Chris Krebs said those hoping to undermine confidence in U.S. elections may have their best shot yet during this week’s midterm vote.
A broad community of cyber criminals and adversaries that seek to undermine public confidence in U.S. elections have "more opportunities probably than ever before" ahead of this week's midterms, according to the former director of the Cybersecurity and Infrastructure Security Agency.
Chris Krebs, who former President Donald Trump fired from the top post at CISA for refusing to support false claims that the 2020 election was stolen, said recent reports indicate Russia, China and Iran are once again supporting online influence campaigns to disrupt the U.S. election process.
“The area that I'm most focused on right now is the undermining of the legitimacy of American elections,” Krebs said on CBS’ Face the Nation, adding that foreign actors and cyber groups “recognize that political discourse is very divisive here in the U.S. and they have more opportunities probably than ever before to continue to undermine confidence [and] to create chaos, which is really their primary objective.”
Krebs' comments come as Russia reactivates online accounts used in previous campaigns to undermine confidence in the U.S. elections, according to a Nov. 6 report in the New York Times.
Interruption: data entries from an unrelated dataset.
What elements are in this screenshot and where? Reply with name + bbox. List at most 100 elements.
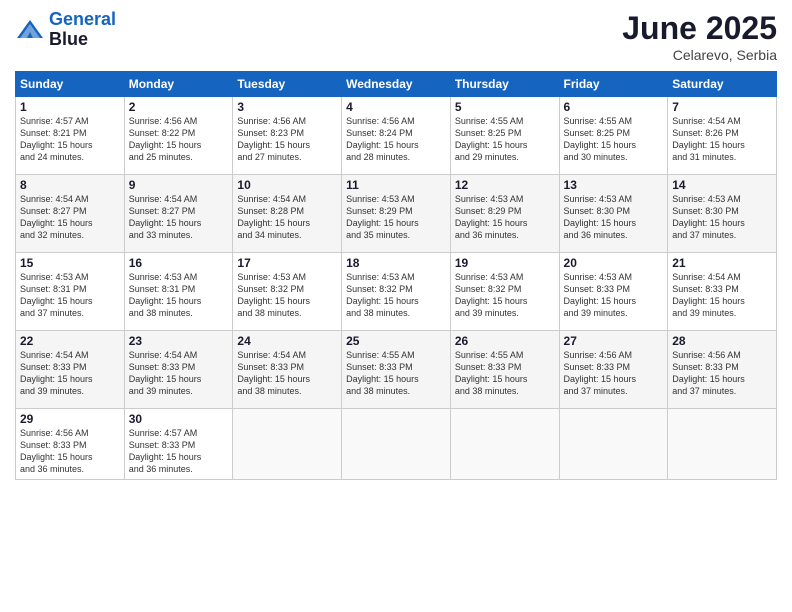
day-number: 9 bbox=[129, 178, 229, 192]
day-info: Sunrise: 4:56 AM Sunset: 8:33 PM Dayligh… bbox=[672, 349, 772, 398]
day-info: Sunrise: 4:56 AM Sunset: 8:23 PM Dayligh… bbox=[237, 115, 337, 164]
day-info: Sunrise: 4:53 AM Sunset: 8:30 PM Dayligh… bbox=[564, 193, 664, 242]
day-number: 1 bbox=[20, 100, 120, 114]
table-row: 18Sunrise: 4:53 AM Sunset: 8:32 PM Dayli… bbox=[342, 253, 451, 331]
title-block: June 2025 Celarevo, Serbia bbox=[622, 10, 777, 63]
table-row bbox=[233, 409, 342, 480]
month-title: June 2025 bbox=[622, 10, 777, 47]
day-number: 5 bbox=[455, 100, 555, 114]
day-number: 26 bbox=[455, 334, 555, 348]
day-number: 19 bbox=[455, 256, 555, 270]
day-number: 30 bbox=[129, 412, 229, 426]
col-sunday: Sunday bbox=[16, 72, 125, 97]
day-info: Sunrise: 4:53 AM Sunset: 8:32 PM Dayligh… bbox=[455, 271, 555, 320]
table-row: 28Sunrise: 4:56 AM Sunset: 8:33 PM Dayli… bbox=[668, 331, 777, 409]
day-number: 25 bbox=[346, 334, 446, 348]
table-row: 7Sunrise: 4:54 AM Sunset: 8:26 PM Daylig… bbox=[668, 97, 777, 175]
table-row bbox=[559, 409, 668, 480]
table-row: 26Sunrise: 4:55 AM Sunset: 8:33 PM Dayli… bbox=[450, 331, 559, 409]
table-row: 15Sunrise: 4:53 AM Sunset: 8:31 PM Dayli… bbox=[16, 253, 125, 331]
day-info: Sunrise: 4:53 AM Sunset: 8:30 PM Dayligh… bbox=[672, 193, 772, 242]
table-row: 29Sunrise: 4:56 AM Sunset: 8:33 PM Dayli… bbox=[16, 409, 125, 480]
table-row: 20Sunrise: 4:53 AM Sunset: 8:33 PM Dayli… bbox=[559, 253, 668, 331]
table-row: 19Sunrise: 4:53 AM Sunset: 8:32 PM Dayli… bbox=[450, 253, 559, 331]
table-row: 21Sunrise: 4:54 AM Sunset: 8:33 PM Dayli… bbox=[668, 253, 777, 331]
day-info: Sunrise: 4:56 AM Sunset: 8:33 PM Dayligh… bbox=[20, 427, 120, 476]
col-monday: Monday bbox=[124, 72, 233, 97]
table-row: 12Sunrise: 4:53 AM Sunset: 8:29 PM Dayli… bbox=[450, 175, 559, 253]
table-row: 14Sunrise: 4:53 AM Sunset: 8:30 PM Dayli… bbox=[668, 175, 777, 253]
logo-icon bbox=[15, 18, 45, 42]
day-info: Sunrise: 4:53 AM Sunset: 8:31 PM Dayligh… bbox=[129, 271, 229, 320]
calendar-header-row: Sunday Monday Tuesday Wednesday Thursday… bbox=[16, 72, 777, 97]
table-row: 30Sunrise: 4:57 AM Sunset: 8:33 PM Dayli… bbox=[124, 409, 233, 480]
day-number: 24 bbox=[237, 334, 337, 348]
day-number: 28 bbox=[672, 334, 772, 348]
header: General Blue June 2025 Celarevo, Serbia bbox=[15, 10, 777, 63]
col-thursday: Thursday bbox=[450, 72, 559, 97]
day-info: Sunrise: 4:53 AM Sunset: 8:33 PM Dayligh… bbox=[564, 271, 664, 320]
day-number: 2 bbox=[129, 100, 229, 114]
day-info: Sunrise: 4:53 AM Sunset: 8:32 PM Dayligh… bbox=[237, 271, 337, 320]
col-wednesday: Wednesday bbox=[342, 72, 451, 97]
day-number: 17 bbox=[237, 256, 337, 270]
table-row: 13Sunrise: 4:53 AM Sunset: 8:30 PM Dayli… bbox=[559, 175, 668, 253]
table-row: 23Sunrise: 4:54 AM Sunset: 8:33 PM Dayli… bbox=[124, 331, 233, 409]
col-saturday: Saturday bbox=[668, 72, 777, 97]
day-info: Sunrise: 4:55 AM Sunset: 8:25 PM Dayligh… bbox=[455, 115, 555, 164]
day-number: 12 bbox=[455, 178, 555, 192]
logo-text: General Blue bbox=[49, 10, 116, 50]
day-info: Sunrise: 4:55 AM Sunset: 8:25 PM Dayligh… bbox=[564, 115, 664, 164]
day-number: 14 bbox=[672, 178, 772, 192]
table-row: 24Sunrise: 4:54 AM Sunset: 8:33 PM Dayli… bbox=[233, 331, 342, 409]
day-info: Sunrise: 4:54 AM Sunset: 8:27 PM Dayligh… bbox=[20, 193, 120, 242]
day-number: 23 bbox=[129, 334, 229, 348]
day-number: 6 bbox=[564, 100, 664, 114]
day-info: Sunrise: 4:56 AM Sunset: 8:33 PM Dayligh… bbox=[564, 349, 664, 398]
day-info: Sunrise: 4:54 AM Sunset: 8:26 PM Dayligh… bbox=[672, 115, 772, 164]
day-info: Sunrise: 4:55 AM Sunset: 8:33 PM Dayligh… bbox=[455, 349, 555, 398]
day-info: Sunrise: 4:53 AM Sunset: 8:29 PM Dayligh… bbox=[455, 193, 555, 242]
logo-line2: Blue bbox=[49, 30, 116, 50]
table-row: 6Sunrise: 4:55 AM Sunset: 8:25 PM Daylig… bbox=[559, 97, 668, 175]
col-tuesday: Tuesday bbox=[233, 72, 342, 97]
day-number: 15 bbox=[20, 256, 120, 270]
day-number: 21 bbox=[672, 256, 772, 270]
day-info: Sunrise: 4:54 AM Sunset: 8:33 PM Dayligh… bbox=[237, 349, 337, 398]
day-info: Sunrise: 4:54 AM Sunset: 8:27 PM Dayligh… bbox=[129, 193, 229, 242]
table-row bbox=[450, 409, 559, 480]
table-row: 3Sunrise: 4:56 AM Sunset: 8:23 PM Daylig… bbox=[233, 97, 342, 175]
day-number: 7 bbox=[672, 100, 772, 114]
page: General Blue June 2025 Celarevo, Serbia … bbox=[0, 0, 792, 612]
day-number: 13 bbox=[564, 178, 664, 192]
day-number: 11 bbox=[346, 178, 446, 192]
day-info: Sunrise: 4:57 AM Sunset: 8:21 PM Dayligh… bbox=[20, 115, 120, 164]
logo-line1: General bbox=[49, 9, 116, 29]
day-number: 3 bbox=[237, 100, 337, 114]
day-info: Sunrise: 4:54 AM Sunset: 8:33 PM Dayligh… bbox=[20, 349, 120, 398]
day-info: Sunrise: 4:53 AM Sunset: 8:29 PM Dayligh… bbox=[346, 193, 446, 242]
day-info: Sunrise: 4:54 AM Sunset: 8:28 PM Dayligh… bbox=[237, 193, 337, 242]
location: Celarevo, Serbia bbox=[622, 47, 777, 63]
day-number: 4 bbox=[346, 100, 446, 114]
day-number: 10 bbox=[237, 178, 337, 192]
day-number: 20 bbox=[564, 256, 664, 270]
table-row bbox=[668, 409, 777, 480]
day-number: 18 bbox=[346, 256, 446, 270]
table-row: 25Sunrise: 4:55 AM Sunset: 8:33 PM Dayli… bbox=[342, 331, 451, 409]
table-row: 27Sunrise: 4:56 AM Sunset: 8:33 PM Dayli… bbox=[559, 331, 668, 409]
day-info: Sunrise: 4:54 AM Sunset: 8:33 PM Dayligh… bbox=[672, 271, 772, 320]
table-row: 22Sunrise: 4:54 AM Sunset: 8:33 PM Dayli… bbox=[16, 331, 125, 409]
day-number: 27 bbox=[564, 334, 664, 348]
day-number: 16 bbox=[129, 256, 229, 270]
table-row: 4Sunrise: 4:56 AM Sunset: 8:24 PM Daylig… bbox=[342, 97, 451, 175]
table-row: 16Sunrise: 4:53 AM Sunset: 8:31 PM Dayli… bbox=[124, 253, 233, 331]
day-info: Sunrise: 4:53 AM Sunset: 8:31 PM Dayligh… bbox=[20, 271, 120, 320]
table-row: 5Sunrise: 4:55 AM Sunset: 8:25 PM Daylig… bbox=[450, 97, 559, 175]
table-row: 11Sunrise: 4:53 AM Sunset: 8:29 PM Dayli… bbox=[342, 175, 451, 253]
day-number: 29 bbox=[20, 412, 120, 426]
table-row: 2Sunrise: 4:56 AM Sunset: 8:22 PM Daylig… bbox=[124, 97, 233, 175]
day-info: Sunrise: 4:56 AM Sunset: 8:24 PM Dayligh… bbox=[346, 115, 446, 164]
table-row: 8Sunrise: 4:54 AM Sunset: 8:27 PM Daylig… bbox=[16, 175, 125, 253]
day-number: 8 bbox=[20, 178, 120, 192]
Additionally, Yevgeny Prigozhin, a Russian entrepreneur with documented ties to Russian President Vladimir Putin, said publicly on social media that "we have interfered, are interfering and will interfere," according to an Associated Press report.
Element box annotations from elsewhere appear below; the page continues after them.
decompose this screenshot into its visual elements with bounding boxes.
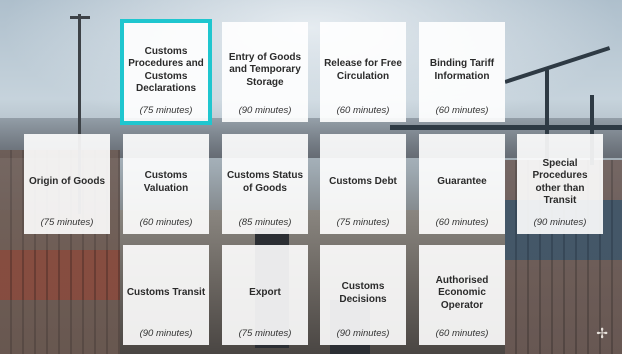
background-crane bbox=[390, 125, 622, 130]
module-title: Release for Free Circulation bbox=[324, 58, 402, 82]
module-title: Authorised Economic Operator bbox=[435, 274, 489, 311]
module-duration: (90 minutes) bbox=[238, 105, 292, 116]
module-duration: (90 minutes) bbox=[336, 328, 390, 339]
module-title: Entry of Goods and Temporary Storage bbox=[228, 51, 302, 88]
module-menu-screen: ✢ Customs Procedures and Customs Declara… bbox=[0, 0, 622, 354]
module-duration: (75 minutes) bbox=[40, 217, 94, 228]
module-title: Customs Debt bbox=[329, 176, 397, 188]
module-title: Export bbox=[249, 287, 281, 299]
module-duration: (60 minutes) bbox=[336, 105, 390, 116]
module-tile-origin-of-goods[interactable]: Origin of Goods (75 minutes) bbox=[24, 134, 110, 234]
module-title: Binding Tariff Information bbox=[429, 58, 495, 82]
module-duration: (60 minutes) bbox=[435, 328, 489, 339]
module-title: Customs Transit bbox=[126, 287, 206, 299]
module-duration: (60 minutes) bbox=[139, 217, 193, 228]
module-tile-entry-of-goods[interactable]: Entry of Goods and Temporary Storage (90… bbox=[222, 22, 308, 122]
module-tile-special-procedures[interactable]: Special Procedures other than Transit (9… bbox=[517, 134, 603, 234]
module-tile-release-free-circulation[interactable]: Release for Free Circulation (60 minutes… bbox=[320, 22, 406, 122]
module-title: Guarantee bbox=[437, 176, 487, 188]
module-tile-binding-tariff[interactable]: Binding Tariff Information (60 minutes) bbox=[419, 22, 505, 122]
compass-icon: ✢ bbox=[596, 325, 608, 341]
background-light-pole bbox=[70, 16, 90, 19]
module-title: Customs Procedures and Customs Declarati… bbox=[128, 45, 204, 95]
module-tile-authorised-economic-operator[interactable]: Authorised Economic Operator (60 minutes… bbox=[419, 245, 505, 345]
module-duration: (85 minutes) bbox=[238, 217, 292, 228]
module-tile-guarantee[interactable]: Guarantee (60 minutes) bbox=[419, 134, 505, 234]
module-title: Origin of Goods bbox=[28, 176, 106, 188]
module-tile-customs-procedures[interactable]: Customs Procedures and Customs Declarati… bbox=[120, 19, 212, 125]
module-duration: (60 minutes) bbox=[435, 105, 489, 116]
module-title: Customs Valuation bbox=[143, 170, 189, 194]
module-duration: (90 minutes) bbox=[139, 328, 193, 339]
module-duration: (60 minutes) bbox=[435, 217, 489, 228]
module-title: Special Procedures other than Transit bbox=[532, 157, 588, 207]
module-tile-customs-transit[interactable]: Customs Transit (90 minutes) bbox=[123, 245, 209, 345]
module-tile-customs-status[interactable]: Customs Status of Goods (85 minutes) bbox=[222, 134, 308, 234]
module-tile-export[interactable]: Export (75 minutes) bbox=[222, 245, 308, 345]
module-tile-customs-valuation[interactable]: Customs Valuation (60 minutes) bbox=[123, 134, 209, 234]
module-duration: (75 minutes) bbox=[238, 328, 292, 339]
module-tile-customs-decisions[interactable]: Customs Decisions (90 minutes) bbox=[320, 245, 406, 345]
module-title: Customs Decisions bbox=[339, 281, 387, 305]
module-title: Customs Status of Goods bbox=[226, 170, 304, 194]
background-container-stack bbox=[0, 250, 120, 300]
module-duration: (75 minutes) bbox=[336, 217, 390, 228]
module-duration: (75 minutes) bbox=[139, 105, 193, 116]
module-duration: (90 minutes) bbox=[533, 217, 587, 228]
module-tile-customs-debt[interactable]: Customs Debt (75 minutes) bbox=[320, 134, 406, 234]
A joint public service announcement CISA and the FBI released last month warned that foreign actors were likely to use information manipulation tactics to undermine confidence in the vote, including by circulating reports of alleged malicious cyber activity targeting election infrastructure.
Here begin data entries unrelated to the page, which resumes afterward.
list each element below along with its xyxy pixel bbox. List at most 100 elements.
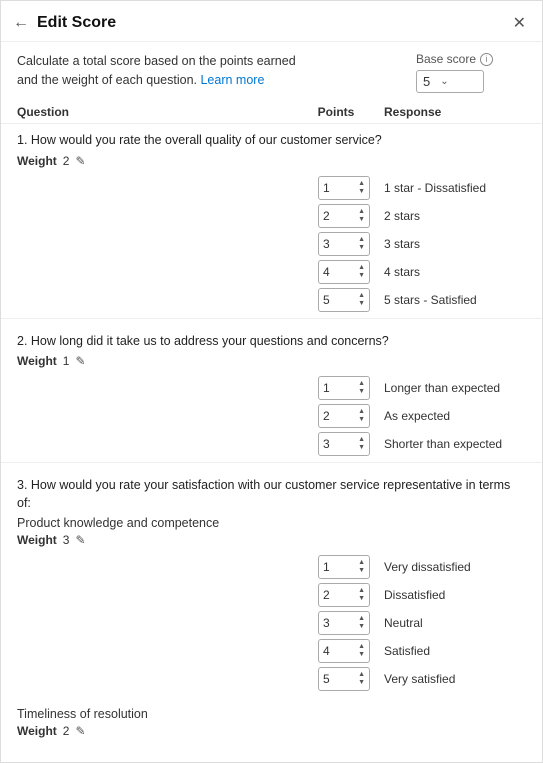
spinner-up[interactable]: ▲ (358, 236, 365, 244)
spinner-down[interactable]: ▼ (358, 388, 365, 396)
spinner-up[interactable]: ▲ (358, 180, 365, 188)
points-input[interactable]: 1 ▲ ▼ (318, 176, 370, 200)
response-text: Longer than expected (376, 381, 526, 395)
spinner-down[interactable]: ▼ (358, 444, 365, 452)
separator (1, 318, 542, 319)
spinner-down[interactable]: ▼ (358, 623, 365, 631)
spinner-up[interactable]: ▲ (358, 671, 365, 679)
spinner-up[interactable]: ▲ (358, 380, 365, 388)
weight-row-1: Weight 2 ✎ (17, 154, 526, 168)
weight-row-2: Weight 1 ✎ (17, 354, 526, 368)
col-header-question: Question (17, 105, 296, 119)
spinner-down[interactable]: ▼ (358, 188, 365, 196)
spinner-down[interactable]: ▼ (358, 272, 365, 280)
table-row: 5 ▲ ▼ 5 stars - Satisfied (17, 288, 526, 312)
weight-edit-icon-3a[interactable]: ✎ (75, 533, 85, 547)
weight-row-3a: Weight 3 ✎ (17, 533, 526, 547)
points-input[interactable]: 4 ▲ ▼ (318, 260, 370, 284)
rows-section-2: 1 ▲ ▼ Longer than expected 2 ▲ ▼ (1, 376, 542, 456)
response-text: 5 stars - Satisfied (376, 293, 526, 307)
spinner-down[interactable]: ▼ (358, 595, 365, 603)
table-row: 1 ▲ ▼ Longer than expected (17, 376, 526, 400)
table-row: 3 ▲ ▼ Neutral (17, 611, 526, 635)
base-score-section: Base score i 5 ⌄ (416, 52, 526, 93)
panel-title: Edit Score (37, 14, 116, 32)
weight-edit-icon-1[interactable]: ✎ (75, 154, 85, 168)
table-row: 2 ▲ ▼ Dissatisfied (17, 583, 526, 607)
spinner: ▲ ▼ (358, 436, 365, 451)
response-text: 2 stars (376, 209, 526, 223)
learn-more-link[interactable]: Learn more (200, 73, 264, 87)
spinner-down[interactable]: ▼ (358, 567, 365, 575)
points-input[interactable]: 5 ▲ ▼ (318, 667, 370, 691)
close-icon[interactable]: ✕ (513, 13, 526, 33)
rows-section-3: 1 ▲ ▼ Very dissatisfied 2 ▲ ▼ Di (1, 555, 542, 691)
sub-question-label-2: Timeliness of resolution (17, 707, 526, 721)
question-text-3: 3. How would you rate your satisfaction … (17, 477, 526, 512)
response-text: Shorter than expected (376, 437, 526, 451)
points-input[interactable]: 3 ▲ ▼ (318, 432, 370, 456)
weight-value-3a: 3 (63, 533, 70, 547)
weight-value-3b: 2 (63, 724, 70, 738)
spinner: ▲ ▼ (358, 408, 365, 423)
spinner: ▲ ▼ (358, 236, 365, 251)
weight-edit-icon-2[interactable]: ✎ (75, 354, 85, 368)
spinner-up[interactable]: ▲ (358, 615, 365, 623)
question-text-1: 1. How would you rate the overall qualit… (17, 132, 526, 150)
question-text-2: 2. How long did it take us to address yo… (17, 333, 526, 351)
base-score-label: Base score i (416, 52, 493, 66)
spinner-up[interactable]: ▲ (358, 264, 365, 272)
spinner-up[interactable]: ▲ (358, 408, 365, 416)
col-header-points: Points (296, 105, 376, 119)
weight-label-3b: Weight (17, 724, 57, 738)
spinner-down[interactable]: ▼ (358, 216, 365, 224)
weight-value-1: 2 (63, 154, 70, 168)
spinner-down[interactable]: ▼ (358, 679, 365, 687)
spinner-down[interactable]: ▼ (358, 300, 365, 308)
spinner: ▲ ▼ (358, 264, 365, 279)
base-score-select[interactable]: 5 ⌄ (416, 70, 484, 93)
table-row: 4 ▲ ▼ 4 stars (17, 260, 526, 284)
table-row: 4 ▲ ▼ Satisfied (17, 639, 526, 663)
response-text: 3 stars (376, 237, 526, 251)
header-left: ← Edit Score (13, 14, 116, 32)
weight-value-2: 1 (63, 354, 70, 368)
spinner-up[interactable]: ▲ (358, 643, 365, 651)
spinner-down[interactable]: ▼ (358, 651, 365, 659)
subheader: Calculate a total score based on the poi… (1, 42, 542, 101)
base-score-info-icon[interactable]: i (480, 53, 493, 66)
points-input[interactable]: 1 ▲ ▼ (318, 555, 370, 579)
spinner-down[interactable]: ▼ (358, 416, 365, 424)
spinner-up[interactable]: ▲ (358, 436, 365, 444)
points-input[interactable]: 3 ▲ ▼ (318, 232, 370, 256)
table-row: 2 ▲ ▼ 2 stars (17, 204, 526, 228)
weight-edit-icon-3b[interactable]: ✎ (75, 724, 85, 738)
points-input[interactable]: 2 ▲ ▼ (318, 404, 370, 428)
spinner-up[interactable]: ▲ (358, 587, 365, 595)
spinner: ▲ ▼ (358, 587, 365, 602)
rows-section-1: 1 ▲ ▼ 1 star - Dissatisfied 2 ▲ ▼ (1, 176, 542, 312)
points-input[interactable]: 2 ▲ ▼ (318, 583, 370, 607)
base-score-value: 5 (423, 74, 430, 89)
spinner-down[interactable]: ▼ (358, 244, 365, 252)
question-block-1: 1. How would you rate the overall qualit… (1, 124, 542, 176)
spinner: ▲ ▼ (358, 671, 365, 686)
response-text: Dissatisfied (376, 588, 526, 602)
table-row: 5 ▲ ▼ Very satisfied (17, 667, 526, 691)
response-text: 1 star - Dissatisfied (376, 181, 526, 195)
points-input[interactable]: 4 ▲ ▼ (318, 639, 370, 663)
question-block-3b: Timeliness of resolution Weight 2 ✎ (1, 695, 542, 746)
spinner: ▲ ▼ (358, 292, 365, 307)
points-input[interactable]: 5 ▲ ▼ (318, 288, 370, 312)
points-input[interactable]: 3 ▲ ▼ (318, 611, 370, 635)
chevron-down-icon: ⌄ (440, 76, 448, 87)
spinner-up[interactable]: ▲ (358, 559, 365, 567)
table-row: 3 ▲ ▼ 3 stars (17, 232, 526, 256)
points-input[interactable]: 2 ▲ ▼ (318, 204, 370, 228)
table-row: 3 ▲ ▼ Shorter than expected (17, 432, 526, 456)
back-icon[interactable]: ← (13, 14, 29, 32)
spinner: ▲ ▼ (358, 643, 365, 658)
points-input[interactable]: 1 ▲ ▼ (318, 376, 370, 400)
spinner-up[interactable]: ▲ (358, 292, 365, 300)
spinner-up[interactable]: ▲ (358, 208, 365, 216)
“We've seen reports lately of Russia, China and Iran back at their old tricks,” Krebs said. “And it is going to create a very chaotic environment.”
The former CISA director added that online influence campaigns aiming to undermine confidence in the upcoming vote have coincided with GOP candidates across the country who have publicly supported false claims of voter fraud, in addition to the amplification of right-wing media and conspiracy theories across social media.
Additionally, new Twitter owner Elon Musk's plan to offer verification and other services for an $8 monthly subscription could lead to widespread impersonation and falsification across the digital ecosystem.
The move toward self-service verification "opens the information space to a broader community of influencers, clout chasers [and] election denialists," Krebs said.